Terredora was established by Walter Mastroberardino in 1994, at the age of 60,

after a family disagreement. Walter got the vineyards and his brother, the winery. Since then Terredora has become one of the very best producers of Campanian wines.

Black and purple fruits on the nose, a hint of smokiness and a trace of violets. Exquisitely balanced palate - fruit, acidity and tannins - with length.

Oscar Tobia






Rioja is not one uniform region but is split into 3 zones - Rioja Alta to the west, Rioja Alavesa (Central/NE of Alta) and Rioja Baja to the East. The River Ebro is the "backbone" running NW to SE and there are 7 seven tributaries feeding from the south into the Ebro within the designated Rioja region.

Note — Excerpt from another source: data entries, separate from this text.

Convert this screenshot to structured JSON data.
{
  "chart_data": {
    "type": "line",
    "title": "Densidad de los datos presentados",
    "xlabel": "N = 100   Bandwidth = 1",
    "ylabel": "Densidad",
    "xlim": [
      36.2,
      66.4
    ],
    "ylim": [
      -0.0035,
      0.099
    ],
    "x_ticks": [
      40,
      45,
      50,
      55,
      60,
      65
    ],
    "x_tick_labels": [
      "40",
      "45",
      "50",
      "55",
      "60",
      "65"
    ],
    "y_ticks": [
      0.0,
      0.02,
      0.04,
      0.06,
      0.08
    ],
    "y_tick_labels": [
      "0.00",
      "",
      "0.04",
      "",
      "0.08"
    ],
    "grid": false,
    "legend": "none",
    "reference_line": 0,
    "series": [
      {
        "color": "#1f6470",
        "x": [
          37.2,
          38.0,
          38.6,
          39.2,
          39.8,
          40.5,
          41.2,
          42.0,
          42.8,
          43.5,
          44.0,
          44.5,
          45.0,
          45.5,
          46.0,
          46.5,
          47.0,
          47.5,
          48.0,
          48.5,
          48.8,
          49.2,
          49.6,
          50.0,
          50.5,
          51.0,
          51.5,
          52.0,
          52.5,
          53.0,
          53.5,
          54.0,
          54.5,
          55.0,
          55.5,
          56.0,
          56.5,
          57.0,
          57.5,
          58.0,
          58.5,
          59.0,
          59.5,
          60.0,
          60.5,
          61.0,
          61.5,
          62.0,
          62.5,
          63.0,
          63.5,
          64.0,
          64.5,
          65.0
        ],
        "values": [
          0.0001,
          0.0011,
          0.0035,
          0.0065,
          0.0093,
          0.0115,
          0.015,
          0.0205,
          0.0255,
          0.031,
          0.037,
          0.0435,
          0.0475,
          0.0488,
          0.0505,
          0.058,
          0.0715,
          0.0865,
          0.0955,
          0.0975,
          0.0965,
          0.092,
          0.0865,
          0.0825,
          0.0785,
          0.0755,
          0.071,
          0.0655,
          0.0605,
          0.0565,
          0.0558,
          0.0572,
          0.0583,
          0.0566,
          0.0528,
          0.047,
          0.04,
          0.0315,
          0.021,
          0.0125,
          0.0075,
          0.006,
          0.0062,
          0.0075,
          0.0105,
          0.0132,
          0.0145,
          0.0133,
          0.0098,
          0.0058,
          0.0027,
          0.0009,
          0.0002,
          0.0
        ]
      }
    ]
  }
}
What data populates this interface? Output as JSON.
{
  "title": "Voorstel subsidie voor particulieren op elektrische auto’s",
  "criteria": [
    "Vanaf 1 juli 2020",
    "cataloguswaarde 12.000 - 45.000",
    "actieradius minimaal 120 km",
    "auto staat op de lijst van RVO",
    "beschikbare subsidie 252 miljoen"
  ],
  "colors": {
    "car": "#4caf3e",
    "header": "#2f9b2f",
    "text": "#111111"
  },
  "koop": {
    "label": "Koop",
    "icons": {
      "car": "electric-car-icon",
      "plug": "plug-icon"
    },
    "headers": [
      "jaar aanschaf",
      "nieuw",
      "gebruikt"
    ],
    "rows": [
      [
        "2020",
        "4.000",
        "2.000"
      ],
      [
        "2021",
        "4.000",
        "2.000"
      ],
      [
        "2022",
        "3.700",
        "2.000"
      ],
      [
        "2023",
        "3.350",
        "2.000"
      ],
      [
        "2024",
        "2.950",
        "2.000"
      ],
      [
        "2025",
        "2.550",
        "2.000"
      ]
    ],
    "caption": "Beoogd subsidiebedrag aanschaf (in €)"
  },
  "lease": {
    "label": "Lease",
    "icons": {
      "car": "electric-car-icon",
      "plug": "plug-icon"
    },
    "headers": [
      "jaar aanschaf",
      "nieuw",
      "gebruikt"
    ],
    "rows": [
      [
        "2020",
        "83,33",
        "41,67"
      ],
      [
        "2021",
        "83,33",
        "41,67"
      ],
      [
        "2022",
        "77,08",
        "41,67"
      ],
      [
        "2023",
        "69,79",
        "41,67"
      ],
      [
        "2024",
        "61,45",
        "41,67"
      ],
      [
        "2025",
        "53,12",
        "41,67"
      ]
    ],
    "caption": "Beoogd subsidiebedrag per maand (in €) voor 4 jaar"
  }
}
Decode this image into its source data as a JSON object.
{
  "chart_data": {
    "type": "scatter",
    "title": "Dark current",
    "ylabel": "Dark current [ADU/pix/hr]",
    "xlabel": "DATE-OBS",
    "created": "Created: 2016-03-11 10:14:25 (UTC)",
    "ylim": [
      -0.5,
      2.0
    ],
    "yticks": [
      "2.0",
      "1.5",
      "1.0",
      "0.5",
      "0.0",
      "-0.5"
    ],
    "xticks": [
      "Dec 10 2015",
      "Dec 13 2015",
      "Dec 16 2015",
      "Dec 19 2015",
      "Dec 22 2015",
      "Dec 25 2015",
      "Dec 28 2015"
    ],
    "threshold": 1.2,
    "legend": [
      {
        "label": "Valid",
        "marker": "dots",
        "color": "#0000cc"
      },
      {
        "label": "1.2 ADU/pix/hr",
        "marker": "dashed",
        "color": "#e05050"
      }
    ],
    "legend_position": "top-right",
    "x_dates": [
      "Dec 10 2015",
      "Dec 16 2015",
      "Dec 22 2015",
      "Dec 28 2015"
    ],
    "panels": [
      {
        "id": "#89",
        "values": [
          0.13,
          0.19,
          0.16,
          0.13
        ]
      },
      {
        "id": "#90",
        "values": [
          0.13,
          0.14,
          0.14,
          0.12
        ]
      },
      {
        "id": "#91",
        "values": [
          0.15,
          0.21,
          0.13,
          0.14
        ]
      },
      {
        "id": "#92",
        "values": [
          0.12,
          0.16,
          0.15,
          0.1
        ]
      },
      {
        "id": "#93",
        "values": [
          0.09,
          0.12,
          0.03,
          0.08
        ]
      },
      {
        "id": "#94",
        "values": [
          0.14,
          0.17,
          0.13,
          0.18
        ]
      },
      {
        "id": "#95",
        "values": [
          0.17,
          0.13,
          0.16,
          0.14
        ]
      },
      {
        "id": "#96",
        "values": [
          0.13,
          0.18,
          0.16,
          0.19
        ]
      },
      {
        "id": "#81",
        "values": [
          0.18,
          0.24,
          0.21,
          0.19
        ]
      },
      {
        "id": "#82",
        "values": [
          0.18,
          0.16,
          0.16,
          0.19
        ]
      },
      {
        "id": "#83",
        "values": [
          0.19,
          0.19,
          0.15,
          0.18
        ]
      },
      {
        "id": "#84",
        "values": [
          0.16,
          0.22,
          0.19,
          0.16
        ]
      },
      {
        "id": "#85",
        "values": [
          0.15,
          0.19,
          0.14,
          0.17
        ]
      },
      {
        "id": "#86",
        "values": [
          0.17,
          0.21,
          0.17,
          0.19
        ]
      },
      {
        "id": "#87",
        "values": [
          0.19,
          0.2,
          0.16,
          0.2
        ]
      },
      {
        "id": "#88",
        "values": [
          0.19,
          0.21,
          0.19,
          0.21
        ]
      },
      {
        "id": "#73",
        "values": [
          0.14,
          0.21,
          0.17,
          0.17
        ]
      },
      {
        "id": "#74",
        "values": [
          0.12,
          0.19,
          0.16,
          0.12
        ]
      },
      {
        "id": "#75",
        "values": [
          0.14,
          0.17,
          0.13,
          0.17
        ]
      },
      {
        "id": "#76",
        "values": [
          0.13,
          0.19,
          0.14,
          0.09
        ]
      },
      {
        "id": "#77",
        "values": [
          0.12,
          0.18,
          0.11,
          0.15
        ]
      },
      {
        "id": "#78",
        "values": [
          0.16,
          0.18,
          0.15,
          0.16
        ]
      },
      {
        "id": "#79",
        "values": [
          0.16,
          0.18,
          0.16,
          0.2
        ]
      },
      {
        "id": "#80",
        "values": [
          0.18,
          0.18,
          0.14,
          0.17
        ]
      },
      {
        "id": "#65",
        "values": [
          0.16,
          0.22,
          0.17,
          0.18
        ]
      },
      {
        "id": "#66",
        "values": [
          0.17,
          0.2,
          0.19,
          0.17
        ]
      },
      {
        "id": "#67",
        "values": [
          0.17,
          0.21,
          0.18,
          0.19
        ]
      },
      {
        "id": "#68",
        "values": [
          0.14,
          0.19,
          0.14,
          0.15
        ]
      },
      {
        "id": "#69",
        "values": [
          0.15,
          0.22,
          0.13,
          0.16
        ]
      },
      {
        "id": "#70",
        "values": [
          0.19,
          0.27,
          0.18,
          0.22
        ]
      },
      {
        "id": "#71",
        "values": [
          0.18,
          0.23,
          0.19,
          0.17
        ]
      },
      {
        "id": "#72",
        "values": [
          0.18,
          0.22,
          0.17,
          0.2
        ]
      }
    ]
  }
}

Climates in each are different and distinct with more westerly vineyards subject to

Atlantic influences and easterly ones with more Mediterranean influences.

Oscar Tobia owns vineyards in different parts of Rioja Alta and uses the Seleccion de Autor to showcase the best from each. The tempranillo is sourced from four vineyards in Rioja Alta, ranging in vine age from 100 years old to 45 years old.

Harvests last about 4 weeks, dependent on soils, location and altitiude and 2015 was the earliest in the history of Rioja wine.

Very elegant black fruits with light spices - black pepper and nutmeg - on the nose. Velevety and round on the palate with light tannins. Very good intensity and acidity. Lengthy finish with some menthol tastes popping up. Ideal with spring lamb.